Wiley spelled out the current six best LED TVs available in a range of screen sizes. (Screen measurements are diagonal.) All offer full HD resolution of 1,920 by 1,080 pixels, with a theatrical 16:9 aspect ratio. All have Internet connectivity, at least one USB port , and a high screen refresh rate intended to suppress motion artifacts (i.e. blurring).
Wiley's favorite LED TV is the 55-inch Samsung UN55C7000, which is only 1.2 inches thick. The decorative bezel — the frame around the picture itself, containing supports and electronics — is only an inch wide. But what Wiley really likes is Samsung's proprietary 3-D software that can present 3-D material in a variety of formats.
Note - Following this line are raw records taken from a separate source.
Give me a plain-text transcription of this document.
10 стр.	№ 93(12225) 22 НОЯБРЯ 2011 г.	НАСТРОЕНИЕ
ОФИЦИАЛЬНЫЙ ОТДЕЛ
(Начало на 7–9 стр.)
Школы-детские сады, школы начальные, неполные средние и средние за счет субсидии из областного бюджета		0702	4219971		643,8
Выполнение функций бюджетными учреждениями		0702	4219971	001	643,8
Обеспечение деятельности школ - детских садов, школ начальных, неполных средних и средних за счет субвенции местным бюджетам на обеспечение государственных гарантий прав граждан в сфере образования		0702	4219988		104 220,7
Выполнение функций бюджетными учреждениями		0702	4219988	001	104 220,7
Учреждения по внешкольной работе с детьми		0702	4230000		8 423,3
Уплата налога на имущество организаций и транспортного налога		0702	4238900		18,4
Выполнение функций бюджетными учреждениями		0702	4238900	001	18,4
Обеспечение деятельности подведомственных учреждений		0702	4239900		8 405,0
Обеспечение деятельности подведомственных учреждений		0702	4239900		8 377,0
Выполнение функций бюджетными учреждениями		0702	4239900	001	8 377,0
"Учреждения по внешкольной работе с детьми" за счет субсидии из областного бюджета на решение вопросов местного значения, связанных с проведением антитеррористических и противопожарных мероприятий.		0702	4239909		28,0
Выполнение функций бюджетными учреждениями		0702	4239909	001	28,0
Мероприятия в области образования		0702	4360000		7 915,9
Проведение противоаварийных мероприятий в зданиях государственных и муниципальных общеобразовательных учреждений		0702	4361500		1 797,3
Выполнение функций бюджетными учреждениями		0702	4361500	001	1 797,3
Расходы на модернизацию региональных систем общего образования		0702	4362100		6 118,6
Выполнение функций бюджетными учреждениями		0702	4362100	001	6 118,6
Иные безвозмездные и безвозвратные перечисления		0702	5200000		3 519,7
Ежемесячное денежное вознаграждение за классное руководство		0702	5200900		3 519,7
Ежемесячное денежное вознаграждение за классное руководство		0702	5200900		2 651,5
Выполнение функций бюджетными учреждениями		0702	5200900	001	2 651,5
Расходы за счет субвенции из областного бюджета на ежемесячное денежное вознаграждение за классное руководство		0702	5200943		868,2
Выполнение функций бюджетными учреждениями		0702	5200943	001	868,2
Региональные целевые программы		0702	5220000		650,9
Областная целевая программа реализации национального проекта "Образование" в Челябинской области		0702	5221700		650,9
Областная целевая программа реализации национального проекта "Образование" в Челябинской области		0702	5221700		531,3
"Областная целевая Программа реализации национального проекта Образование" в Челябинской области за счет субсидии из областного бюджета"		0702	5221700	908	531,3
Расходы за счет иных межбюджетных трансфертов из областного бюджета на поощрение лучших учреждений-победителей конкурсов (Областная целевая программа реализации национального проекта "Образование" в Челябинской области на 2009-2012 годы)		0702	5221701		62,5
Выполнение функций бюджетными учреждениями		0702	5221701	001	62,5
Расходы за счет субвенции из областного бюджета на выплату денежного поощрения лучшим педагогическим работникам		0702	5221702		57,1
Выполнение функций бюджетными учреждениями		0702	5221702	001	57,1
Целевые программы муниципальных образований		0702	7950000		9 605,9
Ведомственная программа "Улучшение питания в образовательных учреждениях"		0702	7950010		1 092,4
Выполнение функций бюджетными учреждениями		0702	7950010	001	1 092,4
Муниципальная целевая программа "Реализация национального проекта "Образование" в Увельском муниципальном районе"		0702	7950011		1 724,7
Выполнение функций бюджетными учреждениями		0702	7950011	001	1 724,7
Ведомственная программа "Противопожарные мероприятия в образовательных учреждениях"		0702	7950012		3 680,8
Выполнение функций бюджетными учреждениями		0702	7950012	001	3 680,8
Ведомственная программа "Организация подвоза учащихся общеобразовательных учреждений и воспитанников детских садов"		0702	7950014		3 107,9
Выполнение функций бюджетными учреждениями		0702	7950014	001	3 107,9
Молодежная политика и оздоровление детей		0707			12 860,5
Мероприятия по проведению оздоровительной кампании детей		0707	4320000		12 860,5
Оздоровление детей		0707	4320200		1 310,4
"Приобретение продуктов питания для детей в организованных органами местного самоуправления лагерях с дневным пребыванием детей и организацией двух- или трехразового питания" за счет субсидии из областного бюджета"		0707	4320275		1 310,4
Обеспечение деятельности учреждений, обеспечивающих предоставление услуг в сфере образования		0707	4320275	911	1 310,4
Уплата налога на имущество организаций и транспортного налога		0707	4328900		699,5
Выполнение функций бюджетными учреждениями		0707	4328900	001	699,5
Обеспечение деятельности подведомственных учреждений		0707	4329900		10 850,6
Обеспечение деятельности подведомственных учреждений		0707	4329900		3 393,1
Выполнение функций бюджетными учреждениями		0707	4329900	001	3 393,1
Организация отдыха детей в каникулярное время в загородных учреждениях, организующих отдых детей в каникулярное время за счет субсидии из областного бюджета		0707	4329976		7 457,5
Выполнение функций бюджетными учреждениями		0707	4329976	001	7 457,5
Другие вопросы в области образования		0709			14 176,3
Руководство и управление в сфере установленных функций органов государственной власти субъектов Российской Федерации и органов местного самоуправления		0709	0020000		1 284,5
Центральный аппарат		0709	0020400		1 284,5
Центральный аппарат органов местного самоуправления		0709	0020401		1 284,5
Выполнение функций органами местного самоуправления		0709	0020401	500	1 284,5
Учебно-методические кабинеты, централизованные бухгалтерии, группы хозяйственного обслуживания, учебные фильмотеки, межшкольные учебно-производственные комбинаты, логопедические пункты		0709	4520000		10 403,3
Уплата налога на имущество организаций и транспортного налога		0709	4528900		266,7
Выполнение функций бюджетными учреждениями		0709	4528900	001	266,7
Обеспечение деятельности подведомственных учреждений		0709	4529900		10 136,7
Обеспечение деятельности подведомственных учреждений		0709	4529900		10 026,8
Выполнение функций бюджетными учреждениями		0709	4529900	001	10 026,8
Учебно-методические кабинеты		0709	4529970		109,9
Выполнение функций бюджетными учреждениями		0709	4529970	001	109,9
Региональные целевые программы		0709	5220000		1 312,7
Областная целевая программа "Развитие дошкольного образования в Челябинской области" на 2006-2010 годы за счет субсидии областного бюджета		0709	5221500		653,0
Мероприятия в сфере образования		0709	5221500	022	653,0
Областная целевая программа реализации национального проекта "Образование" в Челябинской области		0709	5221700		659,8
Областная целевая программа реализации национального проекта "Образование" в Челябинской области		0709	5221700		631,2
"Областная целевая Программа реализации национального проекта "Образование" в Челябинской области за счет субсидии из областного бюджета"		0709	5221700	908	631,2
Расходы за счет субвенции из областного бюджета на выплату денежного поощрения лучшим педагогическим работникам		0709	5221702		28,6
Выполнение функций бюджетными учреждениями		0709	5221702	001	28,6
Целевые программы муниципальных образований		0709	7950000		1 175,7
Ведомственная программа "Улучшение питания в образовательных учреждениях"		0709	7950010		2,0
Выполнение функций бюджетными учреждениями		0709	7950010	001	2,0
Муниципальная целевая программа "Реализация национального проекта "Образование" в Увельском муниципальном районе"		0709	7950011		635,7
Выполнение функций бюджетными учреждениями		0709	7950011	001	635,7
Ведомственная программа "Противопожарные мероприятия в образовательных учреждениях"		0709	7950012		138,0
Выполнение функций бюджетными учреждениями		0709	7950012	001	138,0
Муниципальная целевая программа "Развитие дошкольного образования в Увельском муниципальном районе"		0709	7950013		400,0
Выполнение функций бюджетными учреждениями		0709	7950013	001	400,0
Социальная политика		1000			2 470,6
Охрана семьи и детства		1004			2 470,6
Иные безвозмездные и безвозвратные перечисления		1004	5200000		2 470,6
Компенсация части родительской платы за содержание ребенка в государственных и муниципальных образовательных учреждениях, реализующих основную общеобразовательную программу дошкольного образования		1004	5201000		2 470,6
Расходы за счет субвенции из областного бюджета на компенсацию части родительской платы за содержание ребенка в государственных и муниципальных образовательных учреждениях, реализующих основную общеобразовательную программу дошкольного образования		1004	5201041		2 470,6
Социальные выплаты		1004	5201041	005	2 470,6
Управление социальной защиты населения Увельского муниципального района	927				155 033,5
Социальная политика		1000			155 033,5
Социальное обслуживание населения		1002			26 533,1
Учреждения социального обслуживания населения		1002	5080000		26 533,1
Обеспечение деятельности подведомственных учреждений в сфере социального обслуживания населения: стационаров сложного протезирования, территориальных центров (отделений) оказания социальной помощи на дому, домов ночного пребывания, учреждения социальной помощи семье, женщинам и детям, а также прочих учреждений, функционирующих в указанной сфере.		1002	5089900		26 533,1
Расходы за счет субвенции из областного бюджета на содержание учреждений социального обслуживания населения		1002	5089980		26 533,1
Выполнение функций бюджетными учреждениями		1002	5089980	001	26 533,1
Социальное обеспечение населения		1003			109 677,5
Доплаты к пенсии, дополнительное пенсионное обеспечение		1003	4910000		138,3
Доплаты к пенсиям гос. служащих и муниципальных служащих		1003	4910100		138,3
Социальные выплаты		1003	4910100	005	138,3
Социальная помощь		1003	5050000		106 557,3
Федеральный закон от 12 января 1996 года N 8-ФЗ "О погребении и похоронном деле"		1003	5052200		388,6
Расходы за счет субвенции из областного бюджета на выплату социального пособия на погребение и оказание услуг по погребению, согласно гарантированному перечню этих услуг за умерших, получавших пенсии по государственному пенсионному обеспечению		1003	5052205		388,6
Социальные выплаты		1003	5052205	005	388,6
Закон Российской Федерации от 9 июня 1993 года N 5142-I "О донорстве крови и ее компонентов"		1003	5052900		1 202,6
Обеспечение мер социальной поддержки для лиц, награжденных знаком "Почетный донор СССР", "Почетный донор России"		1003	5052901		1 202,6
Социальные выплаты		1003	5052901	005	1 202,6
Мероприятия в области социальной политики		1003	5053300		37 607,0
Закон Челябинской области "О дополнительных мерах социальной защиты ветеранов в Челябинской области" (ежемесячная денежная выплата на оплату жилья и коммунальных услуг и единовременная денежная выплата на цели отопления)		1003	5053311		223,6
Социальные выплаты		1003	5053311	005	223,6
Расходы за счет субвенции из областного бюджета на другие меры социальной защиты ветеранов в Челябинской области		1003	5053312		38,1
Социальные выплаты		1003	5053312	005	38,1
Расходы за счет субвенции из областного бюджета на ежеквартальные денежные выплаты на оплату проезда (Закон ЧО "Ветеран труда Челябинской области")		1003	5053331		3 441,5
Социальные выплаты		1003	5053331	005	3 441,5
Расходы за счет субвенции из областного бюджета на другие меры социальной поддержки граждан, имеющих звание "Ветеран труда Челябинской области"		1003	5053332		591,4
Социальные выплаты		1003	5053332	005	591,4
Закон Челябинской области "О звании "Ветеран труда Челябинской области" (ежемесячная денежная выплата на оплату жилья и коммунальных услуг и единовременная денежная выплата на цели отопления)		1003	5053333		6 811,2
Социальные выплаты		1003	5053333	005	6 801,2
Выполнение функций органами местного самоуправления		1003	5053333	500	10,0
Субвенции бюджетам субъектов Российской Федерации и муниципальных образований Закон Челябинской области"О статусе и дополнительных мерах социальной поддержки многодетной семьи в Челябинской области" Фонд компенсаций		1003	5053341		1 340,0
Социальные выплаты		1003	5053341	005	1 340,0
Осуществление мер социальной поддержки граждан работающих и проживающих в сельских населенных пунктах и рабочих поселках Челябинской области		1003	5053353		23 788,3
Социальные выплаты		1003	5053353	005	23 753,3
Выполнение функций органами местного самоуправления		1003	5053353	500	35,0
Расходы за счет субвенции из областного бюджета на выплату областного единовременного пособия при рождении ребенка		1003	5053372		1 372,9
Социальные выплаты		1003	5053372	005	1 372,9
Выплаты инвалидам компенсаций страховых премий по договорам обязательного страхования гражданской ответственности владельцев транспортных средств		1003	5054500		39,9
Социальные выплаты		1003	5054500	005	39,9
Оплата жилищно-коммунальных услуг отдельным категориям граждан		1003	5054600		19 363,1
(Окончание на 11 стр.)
Retail prices are in the $2,000 range.
Next is the 40-inch Sony KDL-40EX710. It features a sensor that can judge the ambient light in the room so the unit can automatically adjust picture brightness. Prices are in the $1,000 range.
Third up is the 46-inch Sony KDL46EX710. The set's screen is just two inches thick and contrast-wise it offers blacker-than-average blacks. The colors are therefore impressively realistic, but Wiley is not impressed with the ballpark $1,400 price tag.
In fourth place is the 52-inch Sharp Aquos LC-52LE820UN whose screen technology treats yellow as a fourth primary color , joining red, green and blue. While many LED TVs use side lighting to generally light the whole screen, this one uses a full-screen LED array to light individual pixels, producing what Wiley called "picture quality second to none." The retail price is about $1,350.
Next is the 47-inch LG 47LE8500. Color is faithful and black is very black, but Wiley is impressed with the fact that the unit uses a glass screen surface. A plasma TV must have a glass screen as a component of its thousands of tiny pixel elements, but the glass generates some glare and is therefore usually avoided in LED TVs. Wiley thought that glare was not an issue, and that the use of glass added depth and realism to the image. Retail pricing is in the $2,000 range.
In the sixth spot is the 46-inch Samsung UN46C8000. It has the aforementioned Samsung 3-D display technology, plus the unit is Energy Star 4.0 compliant, using 40 percent less power than other models of the same size. Expect to pay around $1,700 for a set.
Finally, Wiley noted that although stores tout LED TVs as the latest thing, these sets are not necessarily the best value when compared to a plasma TV of the same size. "For pure picture quality the best plasmas are better," he said. "Plasma pictures are smoother and more consistent, and never have movement artifacts."